The life of the legendary Chicago “Black Sox” outfielder is told in a “haunting portrait of one of the game’s most controversial and complex figures” (David Nemec, author of The Great Encyclopedia of Nineteenth Century Major League Baseball).
Considered by Ty Cobb as “the finest natural hitter in the history of the game,” “Shoeless Joe” Jackson is ranked with the greatest players to ever step onto a baseball diamond. With his awesome talent for every aspect of baseball, the man from Pickens County, South Carolina, was destined to become one of the greatest players in the sport’s history . . . until the “Black Sox” scandal of 1919, in which Jackson and his teammates were accused of taking money to throw the World Series.
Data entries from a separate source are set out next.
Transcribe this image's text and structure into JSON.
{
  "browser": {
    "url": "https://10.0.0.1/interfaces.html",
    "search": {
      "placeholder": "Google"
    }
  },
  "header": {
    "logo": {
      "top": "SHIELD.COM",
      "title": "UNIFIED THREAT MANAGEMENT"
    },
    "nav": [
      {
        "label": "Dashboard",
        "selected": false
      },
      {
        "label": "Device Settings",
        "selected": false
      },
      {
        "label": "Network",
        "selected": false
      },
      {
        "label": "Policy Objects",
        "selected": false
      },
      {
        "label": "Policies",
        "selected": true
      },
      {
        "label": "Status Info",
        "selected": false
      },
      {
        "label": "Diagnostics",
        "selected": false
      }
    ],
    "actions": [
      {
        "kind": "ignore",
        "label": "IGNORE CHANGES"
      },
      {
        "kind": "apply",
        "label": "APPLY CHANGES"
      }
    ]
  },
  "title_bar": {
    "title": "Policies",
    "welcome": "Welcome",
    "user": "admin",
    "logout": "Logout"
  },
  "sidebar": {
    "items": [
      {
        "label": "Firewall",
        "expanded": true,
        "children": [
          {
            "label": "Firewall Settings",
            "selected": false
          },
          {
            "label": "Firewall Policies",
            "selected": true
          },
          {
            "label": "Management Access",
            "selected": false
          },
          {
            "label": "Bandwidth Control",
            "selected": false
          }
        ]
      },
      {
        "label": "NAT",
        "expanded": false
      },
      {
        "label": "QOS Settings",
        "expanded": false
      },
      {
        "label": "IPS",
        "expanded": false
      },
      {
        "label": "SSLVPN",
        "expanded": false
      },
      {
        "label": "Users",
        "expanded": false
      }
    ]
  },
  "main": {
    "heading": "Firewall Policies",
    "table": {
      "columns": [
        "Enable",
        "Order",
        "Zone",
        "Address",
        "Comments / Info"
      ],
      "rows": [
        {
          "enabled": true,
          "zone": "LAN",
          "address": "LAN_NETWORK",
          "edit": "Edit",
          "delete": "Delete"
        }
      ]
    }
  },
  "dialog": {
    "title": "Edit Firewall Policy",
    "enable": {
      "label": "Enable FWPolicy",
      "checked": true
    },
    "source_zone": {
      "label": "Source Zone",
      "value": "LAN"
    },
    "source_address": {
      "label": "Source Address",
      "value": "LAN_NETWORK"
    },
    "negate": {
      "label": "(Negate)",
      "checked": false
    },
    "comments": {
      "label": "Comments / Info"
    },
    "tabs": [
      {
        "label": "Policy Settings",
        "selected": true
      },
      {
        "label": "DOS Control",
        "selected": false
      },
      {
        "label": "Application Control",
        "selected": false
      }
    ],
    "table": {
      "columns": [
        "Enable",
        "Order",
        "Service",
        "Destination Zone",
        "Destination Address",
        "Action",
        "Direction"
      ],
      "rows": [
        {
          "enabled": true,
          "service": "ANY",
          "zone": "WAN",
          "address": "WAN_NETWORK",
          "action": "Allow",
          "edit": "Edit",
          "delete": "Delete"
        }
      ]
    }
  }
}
And while many have sympathized with Jackson’s ban from baseball, not much is truly known about the quiet slugger. Whether he participated in the throwing of the World Series or not, he is still considered one of the game’s best, and many have fought for his induction into the National Baseball Hall of Fame. This “engaging biography of a different era in Chicago baseball history” tells the story of the incredible life of Joseph Jefferson Jackson (Illinois Times).
Following his journey from a mill boy to a baseball icon, author Tim Hornbaker depicts the rise and fall of “Shoeless Joe,” offering an insider’s view of baseball’s Deadball Era—including Jackson’s personal thoughts on the “Black Sox” scandal, which has never been covered before.